Free Game

Publish date 21-11-2022

by Gabriella del Pero

When parents want to replace their children

To thrive, a child needs to face personally and try to solve problems and difficulties in everyday life

Observing the interactions between children who play freely with each other is always very interesting and can offer the starting point for reflections that go beyond the concrete situation we are witnessing.

A few days ago, for example, I happened to see a group of four 6-7 year olds engaged in a simple soccer match, or rather in chasing a ball which, in their intentions, was to be thrown into the space between the trunks of two trees to define who had scored "goal". Naturally the runs were unbridled and the attempts to conquer the ball decidedly aggressive, with lots of pushes, trips and elbows. Even the reactions of the children in the face of the success of the action or the disappointment of the defeat were characterized by strong emotionality, screams of jubilation or anger and outline of very colorful and heavy expressions! All surrounded by the participation of clearly involved parents, divided between some apprehensive and frightened by the heat, the dust raised, the slips and the inevitable falls, the dripping sweat and congestion on the faces of their little ones and others concentrated only on "cheering" for their children, encouraging them in an insistent and often disorderly way.

One dad, in particular, seemed unable to accept that his son could lose the ball and kept yelling at him to "move", run faster, be more "mean" towards his playmates, while the boy in question was undoubtedly a bit slow and awkward and above all he didn't seem to enjoy himself at all.

Going further, I found myself thinking that those parents shared the desire to somehow replace their children, albeit in different or even opposite ways. There were those who felt the urgency to defend and protect their (fragile) child at all costs, considering him exposed to serious risks and dangers even in the midst of a trivial game, and those who instead had only the urgency of achieving a positive result through a (however impossible) brilliant performance in a trivial game. In any case, no one seemed able to allow children to face the game itself and the competition in a free and spontaneous way, experiencing it simply as an opportunity to meet and have fun. To thrive, a child needs to face personally and try to solve problems and difficulties in everyday life. It is true that problems are by their very nature a source of worry and stress, because they require adequate adaptation responses to the various conditions that gradually arise, but it is equally true that without stress and effort no one can develop their own abilities, learn from concrete experience and evolve.

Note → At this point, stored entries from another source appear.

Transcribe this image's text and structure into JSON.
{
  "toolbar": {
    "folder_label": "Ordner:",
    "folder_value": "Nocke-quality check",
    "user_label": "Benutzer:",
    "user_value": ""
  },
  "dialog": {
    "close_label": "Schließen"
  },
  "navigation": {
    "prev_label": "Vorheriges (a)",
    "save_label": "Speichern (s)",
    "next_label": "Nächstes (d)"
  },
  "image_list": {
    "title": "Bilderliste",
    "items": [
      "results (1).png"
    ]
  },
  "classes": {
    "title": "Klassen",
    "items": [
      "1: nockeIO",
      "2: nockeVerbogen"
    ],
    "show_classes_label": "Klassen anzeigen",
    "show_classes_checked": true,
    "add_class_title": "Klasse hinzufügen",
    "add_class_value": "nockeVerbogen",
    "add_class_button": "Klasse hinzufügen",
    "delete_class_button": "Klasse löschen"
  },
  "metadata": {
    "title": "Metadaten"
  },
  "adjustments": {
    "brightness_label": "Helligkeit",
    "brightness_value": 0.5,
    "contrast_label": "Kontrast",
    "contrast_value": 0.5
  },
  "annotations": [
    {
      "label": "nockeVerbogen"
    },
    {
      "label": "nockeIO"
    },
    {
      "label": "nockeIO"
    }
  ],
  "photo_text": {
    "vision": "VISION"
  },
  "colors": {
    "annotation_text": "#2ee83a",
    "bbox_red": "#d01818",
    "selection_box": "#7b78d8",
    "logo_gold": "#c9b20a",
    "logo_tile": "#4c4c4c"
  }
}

Children also need to receive an education in anxiety and in the management of effort, discomfort and malaise. It is necessary that they confront themselves as much as possible with the daily provocations and the continuous confrontation/clash with others. It is essential that they are helped to deal with what is not right in life. Otherwise they will grow up with some disarming frailties, feeling unfit and unable to live in the world. It is no coincidence that for a considerable number of adolescents and young people today, facing reality and the possibility of failure and frustration sometimes appears intolerable, to the point of generating disproportionate and paroxysmal reactions.

This often leaves us adults disoriented and incredulous. Therefore we should commit ourselves more to planting in our children, from an early age, the seed of confidence in their own resources and abilities. A deep root that will act as a springboard to face changes and difficulties and to build meanings on the experiences that are lived.